• 400g pistachio ice cream
  • 150g pistachios
  • 50g hazelnuts
  • 1 tsp cinnamon
  • 2 tbsp sugar
  • 150g melted butter
  • 7 sheets filo pastry
  • 1 tbsp rose water
  • 1 orange, zested
  • 1 heaped tbsp honey


  1. Part melt the pistachio ice cream (if you need to place in to a food processor and blitz until it’s malleable). Place into a 20cm x 20cm square tin, spreading out to the sides and place back into the freezer for at least 3 hours, or overnight.
  2. When ready to make the baklava, place the nuts, cinnamon and sugar into a food processor and blitz until fine.
  3. Unroll your filo sheets, keeping a damp cloth handy to place over filo sheets while making the baklava to prevent the filo drying out. Cut the filo into 10cm x 10cm squares.
  4. Preheat the oven to 180°C and grease a flat baking tray with some of the melted butter. Place a filo sheet on a clean work surface. Brush with butter, top with another filo sheet, then brush with the butter.

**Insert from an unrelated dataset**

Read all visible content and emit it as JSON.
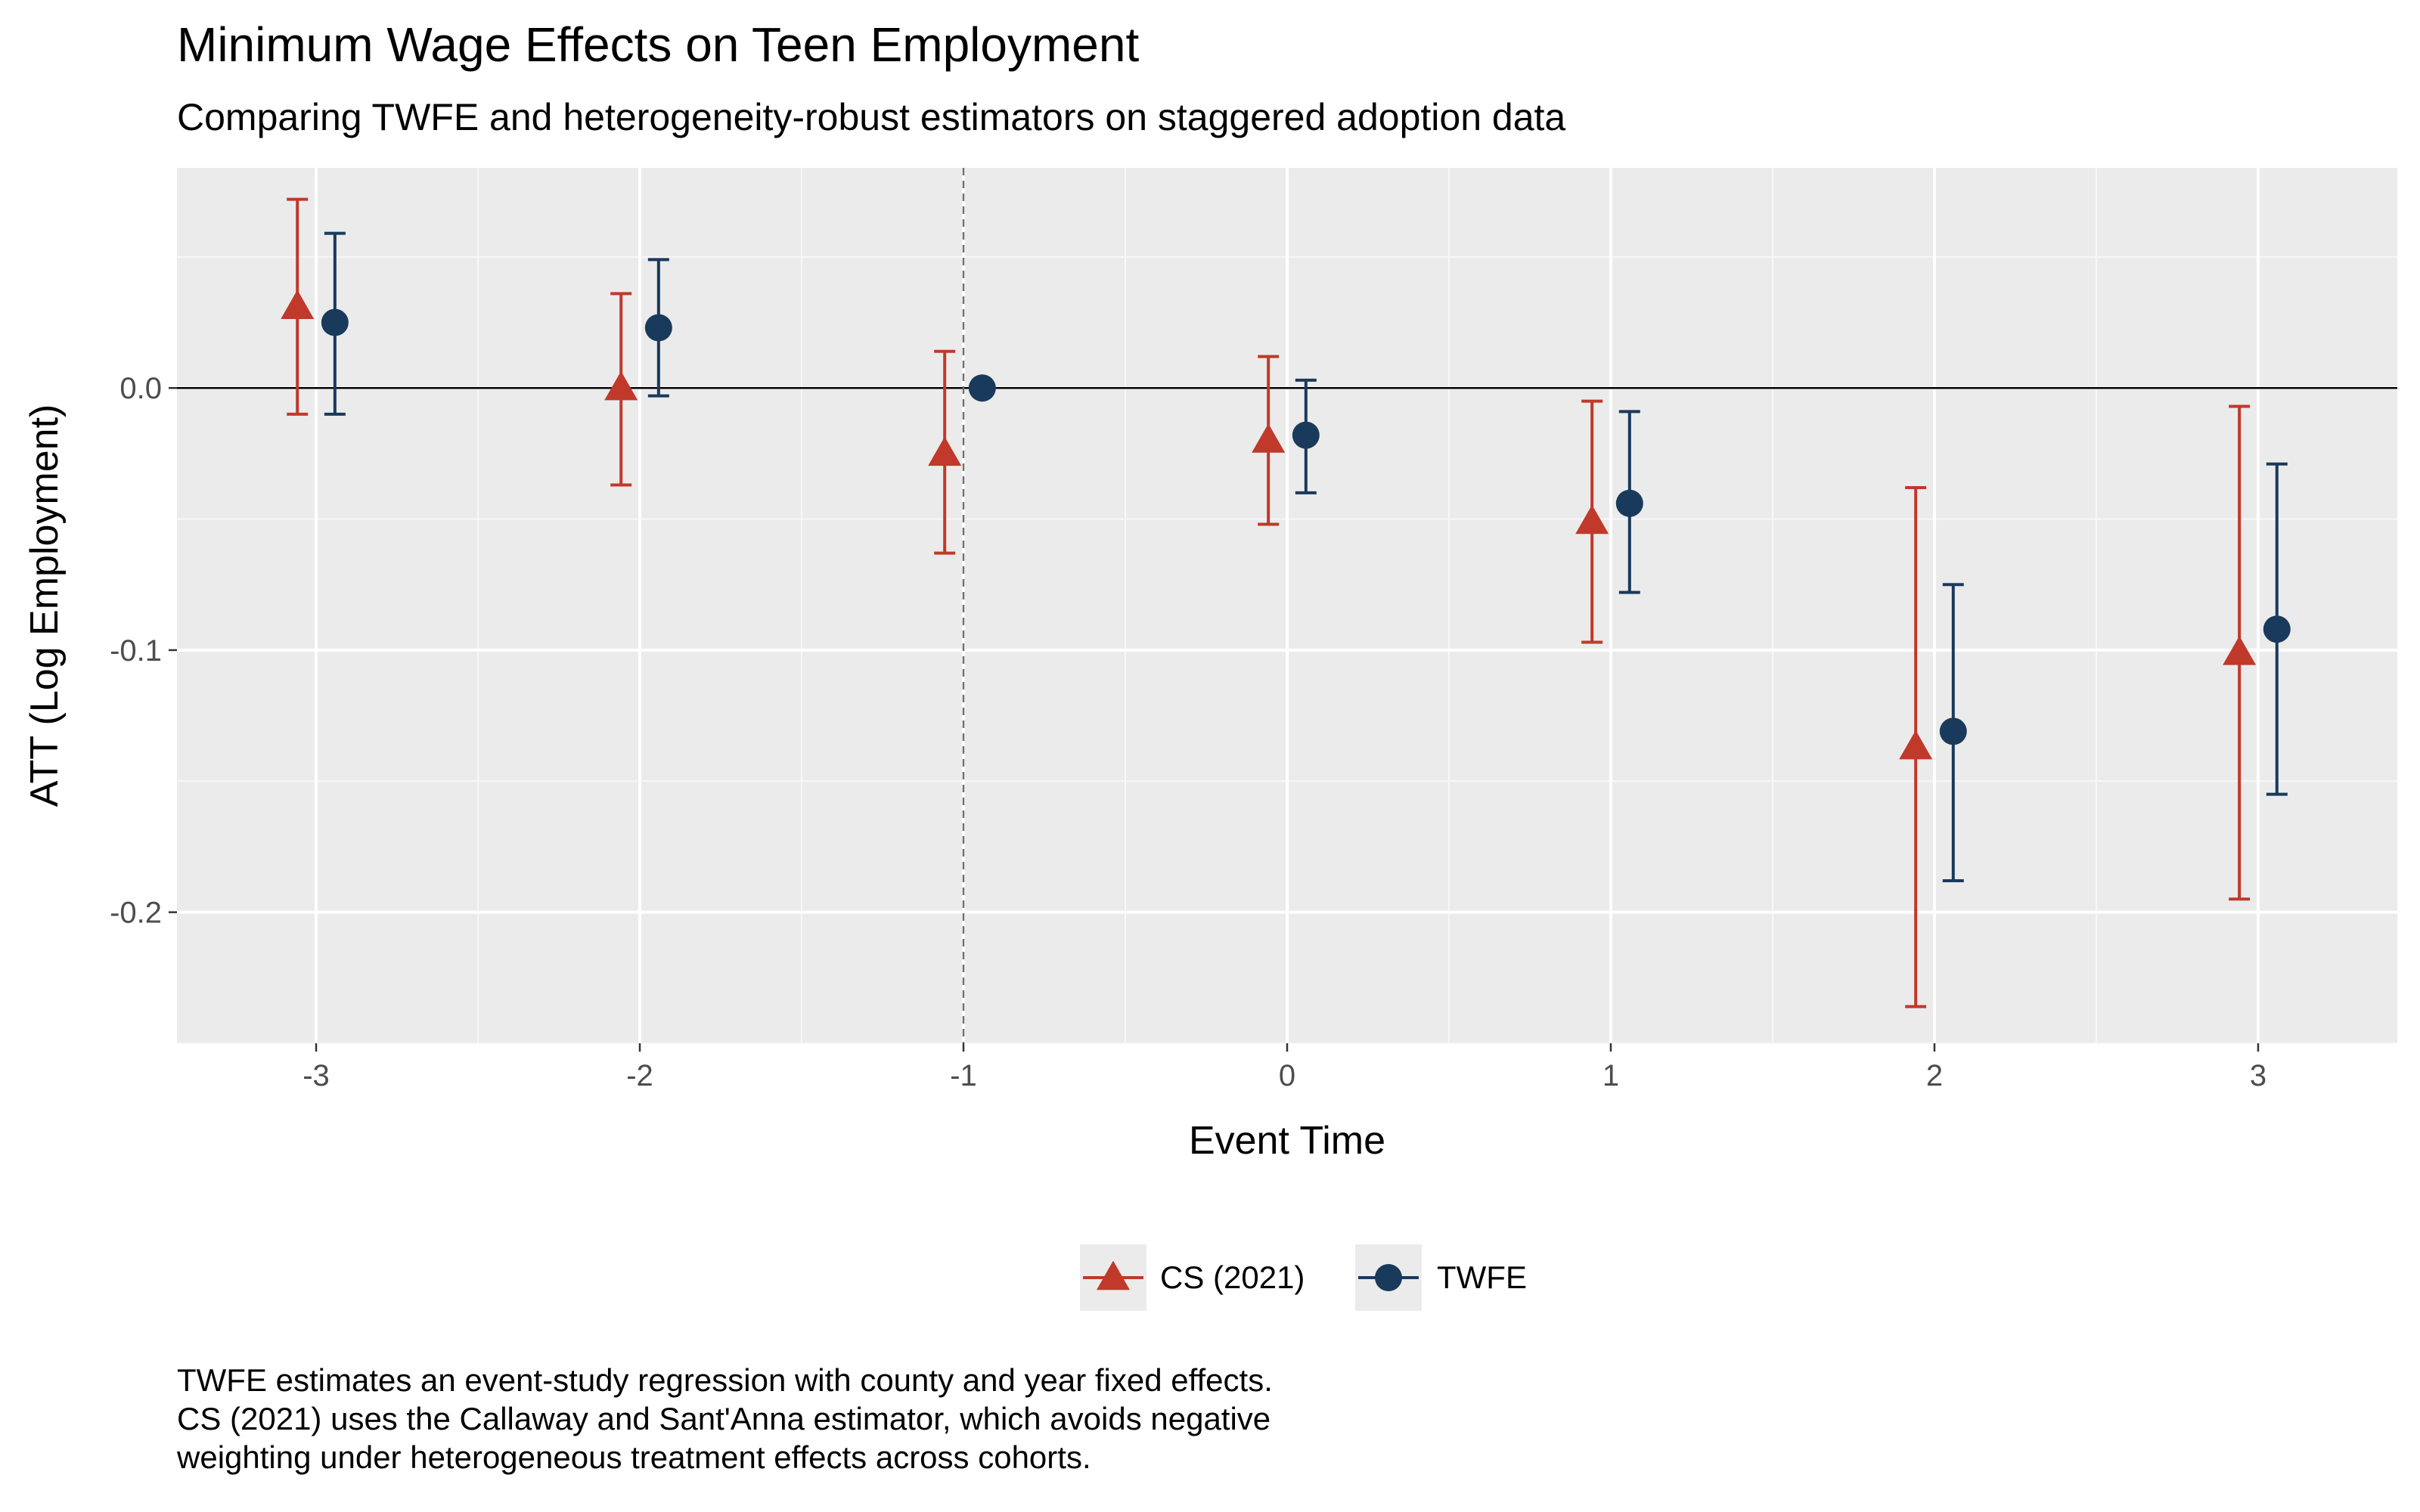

  5. Repeat the process until 4 layers are formed. Sprinkle the top with the chopped nuts and spread with your fingers.
  6. Top with a further 3 sheets of buttered filo and finally top with a final sprinkling of the chopped nuts.
  7. Bake for 15 minutes or until golden on top.
  8. Mix the honey with the water and orange blossom water.
  9. To assemble, remove the ice-cream from the freezer and cut into 10cm x 10cm squares. Remove the baklava squares from the pan. Place each ice cream square on top of one baklava, then top, nut-side up, with another baklava. Finally, pour the syrup over the baklava.
  10. Garnish with extra nibbed pistachios and serve immediately.